The city is trying to find all of them more suitable places to live.
Residents say the building – an illegally converted dormitory – is plagued by rats and roaches, as well as mold, electrical issues and other hazards.
Code enforcement has deemed the building unsafe despite numerous attempts and fines by the city of San Bernardino to get the owner to make repairs. Now it’s being shut down and residents have just a few weeks to find new accommodations.
Residents are used to paying low rental rates and say it will be difficult to find another place that is so cheap.
Rent on most units is between $600 and $700 a month, with no deposit or down payment required. That’s all the 280 residents can afford.
“I was homeless for four years before I moved in here, and I refuse to go back to being homeless,” said building resident Angelina Trammell-Krone.

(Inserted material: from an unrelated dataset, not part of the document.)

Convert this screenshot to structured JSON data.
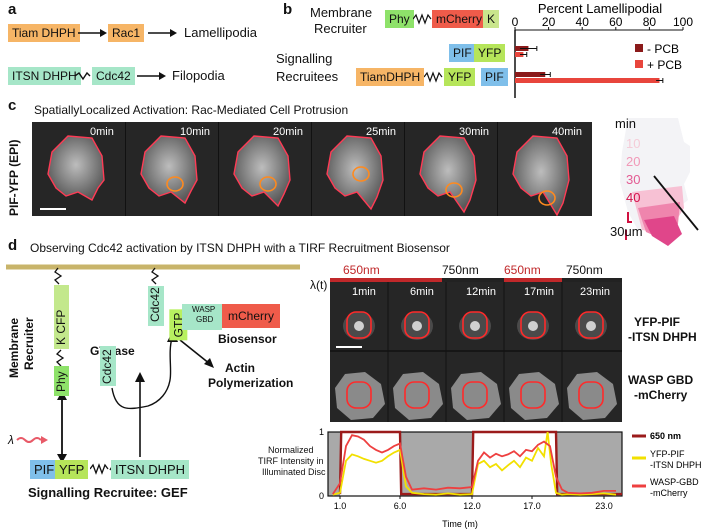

Lisa Torres Mendivil shares her tiny room with two of her grown sons. The only light come from the bathroom since she says the owner never fixed the main light.
She says she and most of her fellow residents don’t make enough income to afford most other apartments.
“The rent is really high (in other buildings),” she says. “So this is the only place for a lot of us.”
Jeff Kraus, a spokesman for San Bernardino, says the city is working to find new housing for residents.
“The city is working with anybody and everybody we can to find alternative housing, to find temporary housing, and transitional housing, to get people into permanent, longer-term and and safer conditions,” Kraus said.
Kraus says the building was never permitted as apartments and accuses the owner of taking advantage of residents.
The building is owned by Fox Property Holdings LLC, which lists the owner as Ji Li.
When Eyewitness News tried to reach Li to ask about the property, his resident manager said that Li tried to make repairs but blamed residents for the deteriorating conditions.
“We were living here for the past two and a half years, perfect,” said manager Jeff Young. “There were no complaints.”
He acknowledged it will be difficult to find new housing for the residents.
“Oh, it is a problem but where are you going to put these people? None of them have credit.”